Azerbaijan makes public content of bill to be prepared on Khojaly genocide

Azerbaijan makes public content of bill to be prepared on Khojaly genocide
# 28 November 2016 09:45 (UTC +04:00)

Baku. Mubariz Aslanov -APA. Azerbaijan has announced the content of a bill to be prepared on the Khojaly genocide, which is one of the bloodiest crimes in the history of mankind.

The new bill shall be prepared and submitted by Azerbaijan’s Milli Mejlis (parliament) within three months, Nizami Safarov, head of the department on administrative and military legislation at the parliament’s Office, said at a parliamentary meeting on Nov. 28.

According to him, there is no such a law in the legal system of Azerbaijan.

“We have studied the international experience. There is a fundamental basis for this law – the study of existing laws, international criminal tribunals and judicial precedents in the developed countries,” Safarov said, adding. “International crime covers aggression, crimes against humanity, war crimes, acts of genocide and acts of ethnic cleansing that are not mentioned in the documents as an international crime. It will be reflected in the new bill.”

He noted that the crime of ethnic cleansing is not reflected in the legislation of any country.

“We are going to achieve such a legal basis in this bill. In addition, the bill will also envisage the extradition of the perpetrators of international crimes and their transfer to a second state or an international tribunal. The bill will even address the issue of what measures can be taken by the Azerbaijani government in case of non-implementation of the abovementioned,” said Safarov.

On February 25-26, 1992, the Armenian armed forces, together with the 366th infantry regiment of Soviet troops stationed in Khankendi committed an act of genocide against the population of the Azerbaijani town of Khojaly.

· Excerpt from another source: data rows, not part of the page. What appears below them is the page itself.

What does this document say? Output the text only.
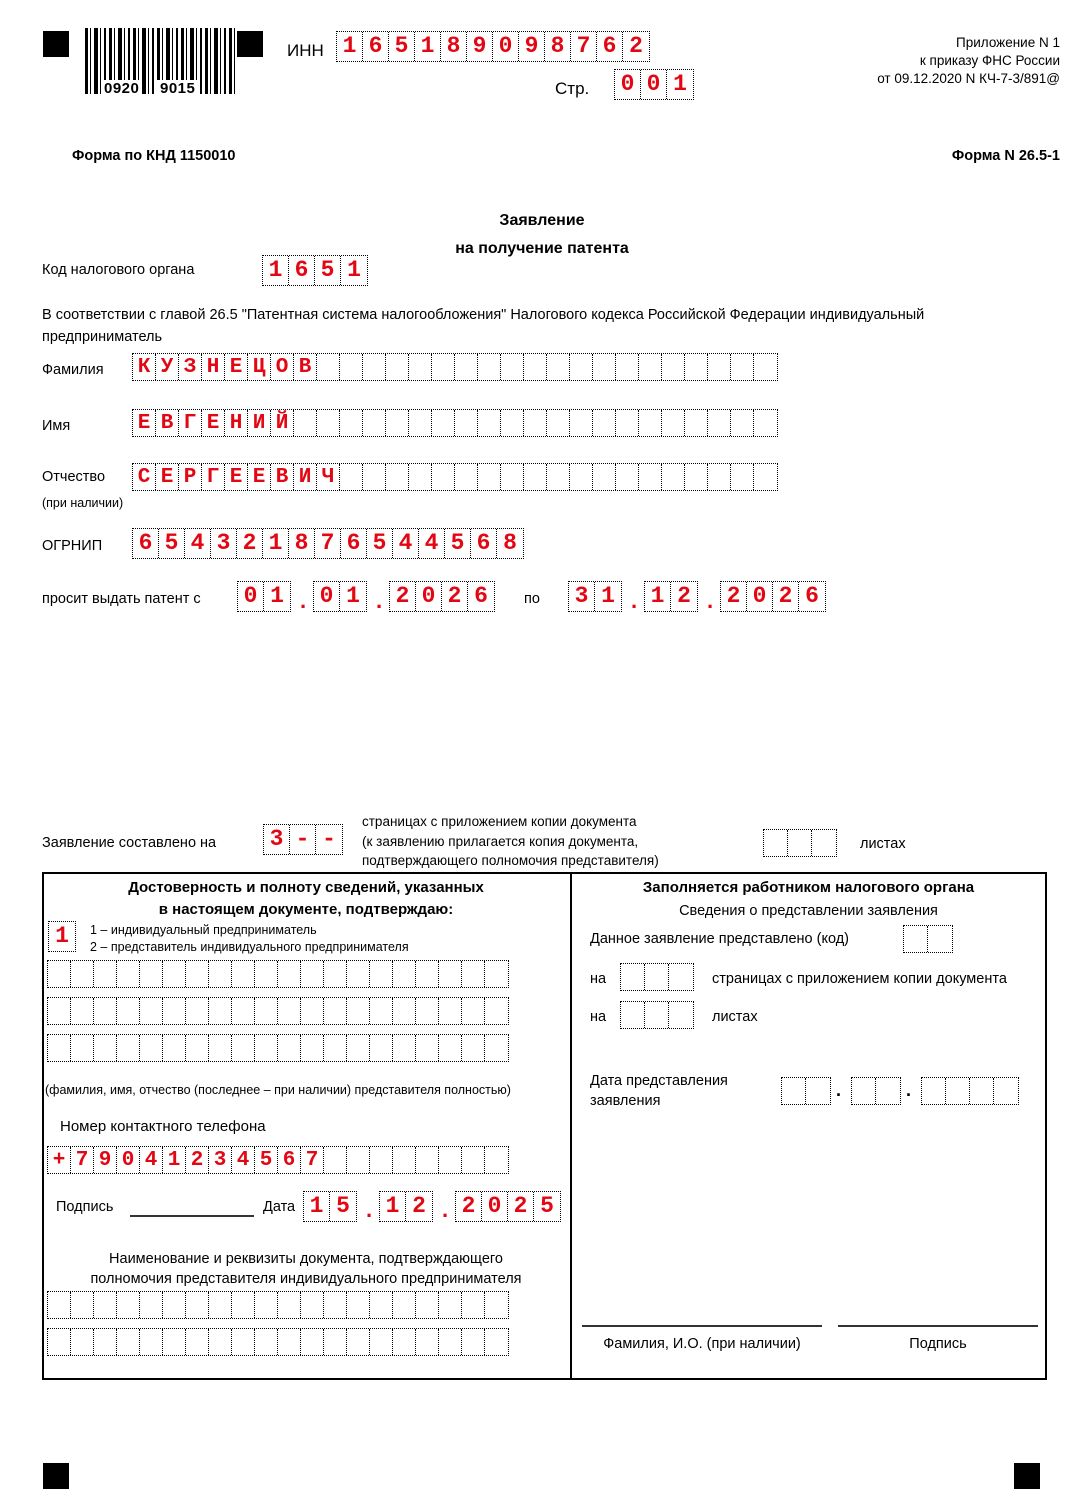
0920 9015
ИНН 1 6 5 1 8 9 0 9 8 7 6 2
Стр. 0 0 1
Приложение N 1
к приказу ФНС России
от 09.12.2020 N КЧ-7-3/891@
Форма по КНД 1150010	Форма N 26.5-1
Заявление
на получение патента
Код налогового органа	1 6 5 1
В соответствии с главой 26.5 "Патентная система налогообложения" Налогового кодекса Российской Федерации индивидуальный предприниматель
Фамилия К У З Н Е Ц О В
Имя	Е В Г Е Н И Й
Отчество
(при наличии)
С Е Р Г Е Е В И Ч
ОГРНИП 6 5 4 3 2 1 8 7 6 5 4 4 5 6 8
просит выдать патент с 0 1 . 0 1 . 2 0 2 6	по 3 1 . 1 2 . 2 0 2 6
Заявление составлено на 3 - -
страницах с приложением копии документа
(к заявлению прилагается копия документа,
подтверждающего полномочия представителя)
листах
Достоверность и полноту сведений, указанных
в настоящем документе, подтверждаю:
1	1 – индивидуальный предприниматель
2 – представитель индивидуального предпринимателя
(фамилия, имя, отчество (последнее – при наличии) представителя полностью)
Номер контактного телефона
+ 7 9 0 4 1 2 3 4 5 6 7
Подпись	Дата 1 5 . 1 2 . 2 0 2 5
Наименование и реквизиты документа, подтверждающего
полномочия представителя индивидуального предпринимателя
Заполняется работником налогового органа
Сведения о представлении заявления
Данное заявление представлено (код)
на	страницах с приложением копии документа
на	листах
Дата представления
заявления
.	.
Фамилия, И.О. (при наличии)	Подпись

As many as 613 people were killed, including 63 children, 106 women and 70 old people were killed as a result of the massacre. Eight families were totally exterminated, 130 children lost one parent and 25 children lost both. A total of 487 civilians became disabled as a result of the onslaught. Some 1,275 innocent residents were taken hostage, while the fate of 150 people remains unknown.